I've been using Spark pretty much daily for about 3 years now. Its our main data analysis engine over at Coupa. Our code base has grown considerably over the years and we utilize Spark in various ways. I feel like I've become pretty familiar with where Spark shines and what its downfalls are.
If I would chose any one particular bad thing about the analytics engine, it would be connecting to remote Spark clusters sucks.
Everything you see about running Spark applications is always about running things directly on the cluster. Either from a notebook like Zeppelin, or straight up with spark-submit. That makes for a really crappy development flow, even more so when you are working from a largish enterprise codebase.
The interesting part of all this is there is no real reason why it needs to be this way. Before I show how it can be improved, we need to look at first how python interacts with Spark/JVM. (I'm showcasing python here because we use pyspark at work)
Spark is written in Scala which runs on the JVM. When running a pyspark application, most actions happening are happening in the JVM, not in python. The way that python interacts with the JVM is via a middleware called Py4J. This middleware exposes classes and functions from the JVM via a network socket. The python Py4J library makes a call over this network socket with information like what function to call and parameters. Then the network socket sends back a result.
Since python is already talking to Spark and the JVM over a network socket, why can't that be done over the internet?
Turns out its actually pretty easy thing to set up. When initializing a Spark Context you can specify a custom java gateway and you simply just specify the one connected to your remote gateway instead of the default. I even created an open source library called Pyspark Gateway that helps facilitate connecting over the internet.
So how does this work?
The Pyspark Gateway library has a client and server component. The client and server communicate to facilitate starting the java gateway and passing authentication credentials to the client. Then the client creates a local java gateway pointing to the remote gateway with the credentials obtained.
This is really simple from the client side, simply import the Pyspark Gateway library and initialize your spark context with the java gateway created by the library.
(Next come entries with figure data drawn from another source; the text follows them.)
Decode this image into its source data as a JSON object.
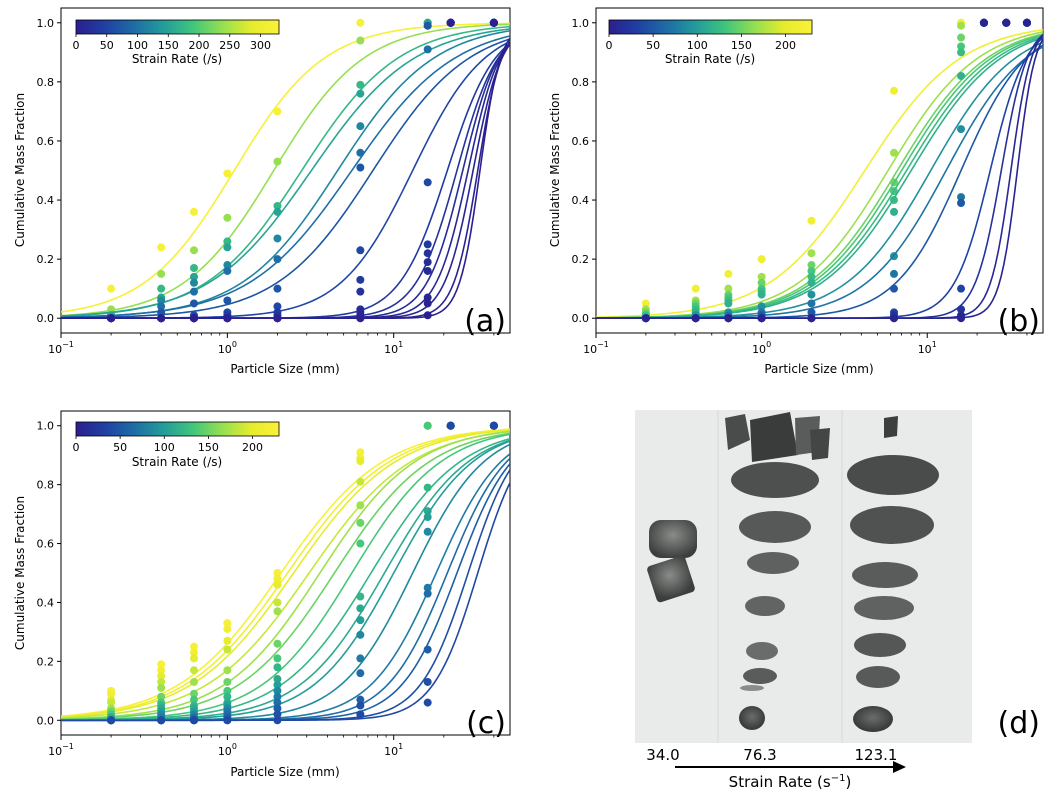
{
  "chart_data": [
    {
      "type": "line",
      "panel": "(a)",
      "xlabel": "Particle Size (mm)",
      "ylabel": "Cumulative Mass Fraction",
      "xscale": "log",
      "xlim": [
        0.1,
        50
      ],
      "ylim": [
        -0.05,
        1.05
      ],
      "xticks": [
        {
          "value": 0.1,
          "base": "10",
          "exp": "−1"
        },
        {
          "value": 1,
          "base": "10",
          "exp": "0"
        },
        {
          "value": 10,
          "base": "10",
          "exp": "1"
        }
      ],
      "yticks": [
        "0.0",
        "0.2",
        "0.4",
        "0.6",
        "0.8",
        "1.0"
      ],
      "colorbar": {
        "label": "Strain Rate (/s)",
        "ticks": [
          "0",
          "50",
          "100",
          "150",
          "200",
          "250",
          "300"
        ],
        "min": 0,
        "max": 330,
        "colormap": "viridis-like (navy → green → yellow)"
      },
      "sieve_sizes": [
        0.2,
        0.4,
        0.63,
        1.0,
        2.0,
        6.3,
        16,
        22,
        40
      ],
      "series": [
        {
          "strain_rate": 320,
          "x50": 1.1,
          "m": 1.6,
          "points": [
            0.1,
            0.24,
            0.36,
            0.49,
            0.7,
            1.0,
            1.0,
            1.0,
            1.0
          ]
        },
        {
          "strain_rate": 240,
          "x50": 1.9,
          "m": 1.6,
          "points": [
            0.03,
            0.15,
            0.23,
            0.34,
            0.53,
            0.94,
            1.0,
            1.0,
            1.0
          ]
        },
        {
          "strain_rate": 175,
          "x50": 2.8,
          "m": 1.5,
          "points": [
            0.01,
            0.1,
            0.17,
            0.26,
            0.38,
            0.79,
            1.0,
            1.0,
            1.0
          ]
        },
        {
          "strain_rate": 150,
          "x50": 3.2,
          "m": 1.4,
          "points": [
            0.01,
            0.07,
            0.14,
            0.24,
            0.36,
            0.76,
            1.0,
            1.0,
            1.0
          ]
        },
        {
          "strain_rate": 120,
          "x50": 4.6,
          "m": 1.5,
          "points": [
            0.0,
            0.06,
            0.12,
            0.18,
            0.27,
            0.65,
            0.99,
            1.0,
            1.0
          ]
        },
        {
          "strain_rate": 95,
          "x50": 5.6,
          "m": 1.4,
          "points": [
            0.0,
            0.04,
            0.09,
            0.16,
            0.2,
            0.56,
            0.91,
            1.0,
            1.0
          ]
        },
        {
          "strain_rate": 70,
          "x50": 7.5,
          "m": 1.5,
          "points": [
            0.0,
            0.02,
            0.05,
            0.06,
            0.1,
            0.51,
            0.99,
            1.0,
            1.0
          ]
        },
        {
          "strain_rate": 55,
          "x50": 13.0,
          "m": 2.0,
          "points": [
            0.0,
            0.0,
            0.01,
            0.02,
            0.04,
            0.23,
            0.46,
            1.0,
            1.0
          ]
        },
        {
          "strain_rate": 40,
          "x50": 21.0,
          "m": 3.0,
          "points": [
            0.0,
            0.0,
            0.0,
            0.01,
            0.02,
            0.13,
            0.25,
            1.0,
            1.0
          ]
        },
        {
          "strain_rate": 30,
          "x50": 24.0,
          "m": 3.5,
          "points": [
            0.0,
            0.0,
            0.0,
            0.0,
            0.01,
            0.09,
            0.22,
            1.0,
            1.0
          ]
        },
        {
          "strain_rate": 20,
          "x50": 26.0,
          "m": 4.0,
          "points": [
            0.0,
            0.0,
            0.0,
            0.0,
            0.0,
            0.03,
            0.19,
            1.0,
            1.0
          ]
        },
        {
          "strain_rate": 15,
          "x50": 28.0,
          "m": 4.5,
          "points": [
            0.0,
            0.0,
            0.0,
            0.0,
            0.0,
            0.02,
            0.16,
            1.0,
            1.0
          ]
        },
        {
          "strain_rate": 10,
          "x50": 30.0,
          "m": 5.0,
          "points": [
            0.0,
            0.0,
            0.0,
            0.0,
            0.0,
            0.01,
            0.07,
            1.0,
            1.0
          ]
        },
        {
          "strain_rate": 5,
          "x50": 32.0,
          "m": 6.0,
          "points": [
            0.0,
            0.0,
            0.0,
            0.0,
            0.0,
            0.0,
            0.05,
            1.0,
            1.0
          ]
        },
        {
          "strain_rate": 2,
          "x50": 33.0,
          "m": 7.0,
          "points": [
            0.0,
            0.0,
            0.0,
            0.0,
            0.0,
            0.0,
            0.01,
            1.0,
            1.0
          ]
        }
      ]
    },
    {
      "type": "line",
      "panel": "(b)",
      "xlabel": "Particle Size (mm)",
      "ylabel": "Cumulative Mass Fraction",
      "xscale": "log",
      "xlim": [
        0.1,
        50
      ],
      "ylim": [
        -0.05,
        1.05
      ],
      "xticks": [
        {
          "value": 0.1,
          "base": "10",
          "exp": "−1"
        },
        {
          "value": 1,
          "base": "10",
          "exp": "0"
        },
        {
          "value": 10,
          "base": "10",
          "exp": "1"
        }
      ],
      "yticks": [
        "0.0",
        "0.2",
        "0.4",
        "0.6",
        "0.8",
        "1.0"
      ],
      "colorbar": {
        "label": "Strain Rate (/s)",
        "ticks": [
          "0",
          "50",
          "100",
          "150",
          "200"
        ],
        "min": 0,
        "max": 230,
        "colormap": "viridis-like (navy → green → yellow)"
      },
      "sieve_sizes": [
        0.2,
        0.4,
        0.63,
        1.0,
        2.0,
        6.3,
        16,
        22,
        30,
        40
      ],
      "series": [
        {
          "strain_rate": 215,
          "x50": 4.2,
          "m": 1.5,
          "points": [
            0.05,
            0.1,
            0.15,
            0.2,
            0.33,
            0.77,
            1.0,
            1.0,
            1.0,
            1.0
          ]
        },
        {
          "strain_rate": 170,
          "x50": 5.8,
          "m": 1.6,
          "points": [
            0.03,
            0.06,
            0.1,
            0.14,
            0.22,
            0.56,
            0.99,
            1.0,
            1.0,
            1.0
          ]
        },
        {
          "strain_rate": 150,
          "x50": 6.6,
          "m": 1.6,
          "points": [
            0.02,
            0.05,
            0.08,
            0.12,
            0.18,
            0.46,
            0.95,
            1.0,
            1.0,
            1.0
          ]
        },
        {
          "strain_rate": 135,
          "x50": 7.0,
          "m": 1.6,
          "points": [
            0.01,
            0.04,
            0.07,
            0.1,
            0.16,
            0.43,
            0.92,
            1.0,
            1.0,
            1.0
          ]
        },
        {
          "strain_rate": 125,
          "x50": 7.5,
          "m": 1.6,
          "points": [
            0.01,
            0.03,
            0.06,
            0.09,
            0.14,
            0.4,
            0.9,
            1.0,
            1.0,
            1.0
          ]
        },
        {
          "strain_rate": 115,
          "x50": 8.0,
          "m": 1.6,
          "points": [
            0.0,
            0.02,
            0.05,
            0.08,
            0.12,
            0.36,
            0.82,
            1.0,
            1.0,
            1.0
          ]
        },
        {
          "strain_rate": 90,
          "x50": 10.5,
          "m": 1.7,
          "points": [
            0.0,
            0.01,
            0.02,
            0.04,
            0.08,
            0.21,
            0.64,
            1.0,
            1.0,
            1.0
          ]
        },
        {
          "strain_rate": 70,
          "x50": 13.0,
          "m": 1.8,
          "points": [
            0.0,
            0.0,
            0.01,
            0.02,
            0.05,
            0.15,
            0.41,
            1.0,
            1.0,
            1.0
          ]
        },
        {
          "strain_rate": 50,
          "x50": 16.0,
          "m": 2.2,
          "points": [
            0.0,
            0.0,
            0.0,
            0.01,
            0.02,
            0.1,
            0.39,
            1.0,
            1.0,
            1.0
          ]
        },
        {
          "strain_rate": 35,
          "x50": 24.0,
          "m": 4.0,
          "points": [
            0.0,
            0.0,
            0.0,
            0.0,
            0.0,
            0.02,
            0.1,
            1.0,
            1.0,
            1.0
          ]
        },
        {
          "strain_rate": 20,
          "x50": 28.0,
          "m": 5.5,
          "points": [
            0.0,
            0.0,
            0.0,
            0.0,
            0.0,
            0.01,
            0.03,
            1.0,
            1.0,
            1.0
          ]
        },
        {
          "strain_rate": 10,
          "x50": 32.0,
          "m": 7.0,
          "points": [
            0.0,
            0.0,
            0.0,
            0.0,
            0.0,
            0.0,
            0.01,
            1.0,
            1.0,
            1.0
          ]
        },
        {
          "strain_rate": 5,
          "x50": 35.0,
          "m": 8.0,
          "points": [
            0.0,
            0.0,
            0.0,
            0.0,
            0.0,
            0.0,
            0.0,
            1.0,
            1.0,
            1.0
          ]
        }
      ]
    },
    {
      "type": "line",
      "panel": "(c)",
      "xlabel": "Particle Size (mm)",
      "ylabel": "Cumulative Mass Fraction",
      "xscale": "log",
      "xlim": [
        0.1,
        50
      ],
      "ylim": [
        -0.05,
        1.05
      ],
      "xticks": [
        {
          "value": 0.1,
          "base": "10",
          "exp": "−1"
        },
        {
          "value": 1,
          "base": "10",
          "exp": "0"
        },
        {
          "value": 10,
          "base": "10",
          "exp": "1"
        }
      ],
      "yticks": [
        "0.0",
        "0.2",
        "0.4",
        "0.6",
        "0.8",
        "1.0"
      ],
      "colorbar": {
        "label": "Strain Rate (/s)",
        "ticks": [
          "0",
          "50",
          "100",
          "150",
          "200"
        ],
        "min": 0,
        "max": 230,
        "colormap": "viridis-like (navy → green → yellow)"
      },
      "sieve_sizes": [
        0.2,
        0.4,
        0.63,
        1.0,
        2.0,
        6.3,
        16,
        22,
        40
      ],
      "series": [
        {
          "strain_rate": 225,
          "x50": 2.1,
          "m": 1.4,
          "points": [
            0.1,
            0.19,
            0.25,
            0.33,
            0.5,
            0.91,
            1.0,
            1.0,
            1.0
          ]
        },
        {
          "strain_rate": 215,
          "x50": 2.3,
          "m": 1.4,
          "points": [
            0.09,
            0.17,
            0.23,
            0.31,
            0.48,
            0.89,
            1.0,
            1.0,
            1.0
          ]
        },
        {
          "strain_rate": 200,
          "x50": 2.5,
          "m": 1.4,
          "points": [
            0.07,
            0.15,
            0.21,
            0.27,
            0.46,
            0.88,
            1.0,
            1.0,
            1.0
          ]
        },
        {
          "strain_rate": 185,
          "x50": 3.1,
          "m": 1.4,
          "points": [
            0.06,
            0.13,
            0.17,
            0.24,
            0.4,
            0.81,
            1.0,
            1.0,
            1.0
          ]
        },
        {
          "strain_rate": 170,
          "x50": 3.6,
          "m": 1.5,
          "points": [
            0.04,
            0.11,
            0.13,
            0.17,
            0.37,
            0.73,
            1.0,
            1.0,
            1.0
          ]
        },
        {
          "strain_rate": 150,
          "x50": 4.4,
          "m": 1.5,
          "points": [
            0.03,
            0.08,
            0.09,
            0.13,
            0.26,
            0.67,
            1.0,
            1.0,
            1.0
          ]
        },
        {
          "strain_rate": 135,
          "x50": 5.6,
          "m": 1.6,
          "points": [
            0.02,
            0.06,
            0.07,
            0.1,
            0.21,
            0.6,
            1.0,
            1.0,
            1.0
          ]
        },
        {
          "strain_rate": 120,
          "x50": 7.3,
          "m": 1.6,
          "points": [
            0.01,
            0.05,
            0.05,
            0.08,
            0.18,
            0.42,
            0.79,
            1.0,
            1.0
          ]
        },
        {
          "strain_rate": 110,
          "x50": 8.8,
          "m": 1.7,
          "points": [
            0.01,
            0.04,
            0.04,
            0.06,
            0.14,
            0.38,
            0.71,
            1.0,
            1.0
          ]
        },
        {
          "strain_rate": 100,
          "x50": 10.0,
          "m": 1.8,
          "points": [
            0.0,
            0.03,
            0.03,
            0.05,
            0.12,
            0.34,
            0.69,
            1.0,
            1.0
          ]
        },
        {
          "strain_rate": 85,
          "x50": 13.0,
          "m": 2.0,
          "points": [
            0.0,
            0.02,
            0.02,
            0.04,
            0.1,
            0.29,
            0.64,
            1.0,
            1.0
          ]
        },
        {
          "strain_rate": 75,
          "x50": 18.0,
          "m": 2.2,
          "points": [
            0.0,
            0.01,
            0.01,
            0.03,
            0.08,
            0.21,
            0.45,
            1.0,
            1.0
          ]
        },
        {
          "strain_rate": 65,
          "x50": 21.0,
          "m": 2.4,
          "points": [
            0.0,
            0.0,
            0.01,
            0.02,
            0.06,
            0.16,
            0.43,
            1.0,
            1.0
          ]
        },
        {
          "strain_rate": 55,
          "x50": 24.0,
          "m": 2.6,
          "points": [
            0.0,
            0.0,
            0.0,
            0.01,
            0.04,
            0.07,
            0.24,
            1.0,
            1.0
          ]
        },
        {
          "strain_rate": 45,
          "x50": 28.0,
          "m": 3.0,
          "points": [
            0.0,
            0.0,
            0.0,
            0.0,
            0.02,
            0.05,
            0.13,
            1.0,
            1.0
          ]
        },
        {
          "strain_rate": 40,
          "x50": 32.0,
          "m": 3.2,
          "points": [
            0.0,
            0.0,
            0.0,
            0.0,
            0.0,
            0.02,
            0.06,
            1.0,
            1.0
          ]
        }
      ]
    }
  ],
  "photo_panel": {
    "letter": "(d)",
    "strain_values": [
      "34.0",
      "76.3",
      "123.1"
    ],
    "axis_label": "Strain Rate (s",
    "axis_label_sup": "−1",
    "axis_label_close": ")"
  },
  "colors": {
    "colormap_stops": [
      "#2c1f8f",
      "#1f3fa3",
      "#1e6ea6",
      "#239c9a",
      "#3ec47e",
      "#8fde54",
      "#e4ec2d",
      "#fbf13a"
    ],
    "background": "#ffffff",
    "photo_bg": "#e9ebea"
  }
}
Now you have your local python talking to your remote spark cluster! Now you can run various actions in spark, but they all get executed on the cluster. Even things like UDFs work as well!
Some shortcomings of Pyspark Gateway
The above method for executing spark applications works for about 95% of the things you need to do. Spark does some funky thing (later post?) that prohibits this from being 100% compatible with all spark apis.
Particularly, spark avoids passing too much data over Py4J (I think I saw in some comments something about performance?). Instead, spark will write the file to disk, then the JVM will read that file. Or if you have encryption enabled, it will create a temporary socket to exchange data. This is why we have to force encryption (conf.set('spark.io.encryption.enabled', 'true')) when creating the spark context. We also need to do some funky monkey-patching in order to intercept and forward this data to the client.
Another problem area are RDDs. Many RDD functions require passing in a python function. This is essential a mini UDF that needs to get serialized and distributed to the cluster. If the function you are sending is too big, spark tries to serialize to disk (regardless what you have encryption set to). Since your python is running on your local machine, the JVM on the cluster won't be able to read your local file that python is trying to send to the JVM.
Pyspark Gateway is in a pretty good spot right now. We use it daily across many people at Coupa. The main thing I want to fix before bumping to a "1.0" release would be to fix the janky monkey patching it does. Reliably patching a module's function seems not so straight forward in python, at least from my attempts at it.